July| Vol. 22 No. 8.02 | Christian's Chronicles © 2015 – All rights reserved.
Move over ‘Food Babe,’ ‘Science Babe,’ Babe the pig, and all other Babes. Today, the Internets have given birth to:
I christen myself “The Truth Babe.” I wanted to go for “America’s Sweetheart” but I believe that may already be taken. Plus, “Babe” appears to be a moniker that is a surefire way to popularity with a long history starting with “Babe” Ruth and all the way to the infamous “Food Babe” and her nemesis the “Science Babe.” For those who don’t know, ‘Food Babe’ is one of those self-appointed online saviors who peddles her ‘wisdom’ to legions of followers regarding what to eat and what to avoid.
The trouble is she is apparently full of shit.
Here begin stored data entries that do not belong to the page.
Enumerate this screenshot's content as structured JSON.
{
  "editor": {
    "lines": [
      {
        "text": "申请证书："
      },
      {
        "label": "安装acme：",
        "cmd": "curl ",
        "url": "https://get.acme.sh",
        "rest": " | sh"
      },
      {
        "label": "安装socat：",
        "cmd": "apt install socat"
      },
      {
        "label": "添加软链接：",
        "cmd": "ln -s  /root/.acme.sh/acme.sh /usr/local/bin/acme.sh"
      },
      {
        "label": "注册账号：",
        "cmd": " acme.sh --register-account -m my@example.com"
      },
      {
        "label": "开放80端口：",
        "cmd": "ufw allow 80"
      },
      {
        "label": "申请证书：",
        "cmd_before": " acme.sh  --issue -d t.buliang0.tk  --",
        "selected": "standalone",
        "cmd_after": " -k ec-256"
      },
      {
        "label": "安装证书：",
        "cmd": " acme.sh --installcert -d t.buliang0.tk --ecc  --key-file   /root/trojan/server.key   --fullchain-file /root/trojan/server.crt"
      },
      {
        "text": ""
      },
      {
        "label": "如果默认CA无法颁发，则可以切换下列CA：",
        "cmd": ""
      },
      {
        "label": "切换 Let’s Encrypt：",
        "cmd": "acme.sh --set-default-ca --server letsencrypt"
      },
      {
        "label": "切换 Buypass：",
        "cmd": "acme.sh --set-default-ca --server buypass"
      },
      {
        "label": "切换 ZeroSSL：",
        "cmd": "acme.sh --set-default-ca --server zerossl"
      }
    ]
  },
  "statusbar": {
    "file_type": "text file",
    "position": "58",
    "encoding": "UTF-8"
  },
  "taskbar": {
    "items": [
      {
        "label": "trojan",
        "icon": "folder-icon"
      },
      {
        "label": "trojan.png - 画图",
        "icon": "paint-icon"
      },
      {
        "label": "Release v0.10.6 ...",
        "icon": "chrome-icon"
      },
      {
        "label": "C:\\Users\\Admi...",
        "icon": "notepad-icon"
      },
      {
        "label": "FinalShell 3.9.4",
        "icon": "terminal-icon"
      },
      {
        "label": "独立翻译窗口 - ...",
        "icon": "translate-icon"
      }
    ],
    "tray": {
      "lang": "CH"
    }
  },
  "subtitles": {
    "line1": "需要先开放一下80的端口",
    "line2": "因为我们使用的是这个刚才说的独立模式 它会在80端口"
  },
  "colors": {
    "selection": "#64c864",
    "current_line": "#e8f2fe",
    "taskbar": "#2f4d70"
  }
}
Says who? Says the “Science Babe,” who claims that various claims made by “Food Babe” do not withstand scientific scrutiny. Likely so, but I do not care to dissect the veracity of either “Babe’s” claims. I have encountered critique of the aforementioned “Food Babe” before, and in my humble opinion (as well as being just a simple fact grounded in logic, science, backed by experiments including the infamous ‘twinkie diet’) the first and foremost step for anyone who is trying to lose weight is to control calories so that they burn more than they take in. This alone will yield health benefits across all measures, even if all you eat is McDonald’s.
Yes, that ‘Supersize Me’ guy was also full of shit. But I digress…
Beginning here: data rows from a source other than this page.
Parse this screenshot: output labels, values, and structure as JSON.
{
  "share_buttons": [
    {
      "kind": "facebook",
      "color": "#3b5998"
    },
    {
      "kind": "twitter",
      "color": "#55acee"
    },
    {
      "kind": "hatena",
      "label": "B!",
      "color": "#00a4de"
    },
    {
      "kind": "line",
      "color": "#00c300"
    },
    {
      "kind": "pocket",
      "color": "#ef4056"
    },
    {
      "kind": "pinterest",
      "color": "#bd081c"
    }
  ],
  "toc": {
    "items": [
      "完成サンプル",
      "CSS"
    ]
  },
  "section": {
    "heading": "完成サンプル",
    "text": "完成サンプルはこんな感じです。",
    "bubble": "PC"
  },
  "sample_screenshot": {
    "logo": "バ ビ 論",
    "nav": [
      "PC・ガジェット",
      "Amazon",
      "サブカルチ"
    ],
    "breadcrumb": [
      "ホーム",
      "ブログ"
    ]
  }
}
Back to a more important topic, namely: me. I have anointed myself “Truth Babe” because, unlike those peddlers of food advice or scientific knowledge, I deal in nothing but God’s honest truth. That is my expertise. I am not one of those pseudo intellectual Wiki-professors, either. I did not simply google my wisdom or ask Siri. I battled racial discrimination (as a white male at a public university, as studies show) as well as earning and learning lessons through the school of hard knocks. More importantly, I have done all the thinking, so you don’t have to. I have digested all the information, analyzed the sources, smacked it up, flipped it, and rubbed it down, to distill only the clearest, purest, highest quality information for your consumption. Do not bother to have your opinion; simply borrow mine. It is the Truth. Capital T Truth.
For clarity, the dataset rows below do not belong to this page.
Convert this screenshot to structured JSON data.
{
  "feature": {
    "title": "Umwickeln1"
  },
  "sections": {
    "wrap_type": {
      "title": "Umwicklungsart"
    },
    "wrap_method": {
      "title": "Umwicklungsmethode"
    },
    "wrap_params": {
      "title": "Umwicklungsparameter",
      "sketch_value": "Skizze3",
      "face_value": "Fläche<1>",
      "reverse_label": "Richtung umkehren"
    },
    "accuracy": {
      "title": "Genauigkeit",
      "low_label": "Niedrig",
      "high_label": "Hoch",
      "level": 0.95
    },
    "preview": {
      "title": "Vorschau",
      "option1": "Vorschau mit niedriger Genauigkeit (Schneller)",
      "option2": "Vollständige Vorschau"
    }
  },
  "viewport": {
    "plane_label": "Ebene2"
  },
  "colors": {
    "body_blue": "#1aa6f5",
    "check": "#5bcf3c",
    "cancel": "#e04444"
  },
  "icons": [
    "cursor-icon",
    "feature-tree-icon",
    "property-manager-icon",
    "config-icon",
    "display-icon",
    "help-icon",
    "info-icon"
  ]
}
Plus – I deem myself “Babe” worthy. I mean, just take a look:
If that does not scream “Babe” at you, I don’t know what will. Of course, there is the famous ‘Facebook Bouncer’ picture, too. That’s the one on the cover page, with “I think you’ve had enough Facebook for today” genius line on it. I think those two pictures pretty much settle the debate. I’m a total Babe.
The latest blessing I bestow upon the internet. The birth of Truth Babe™.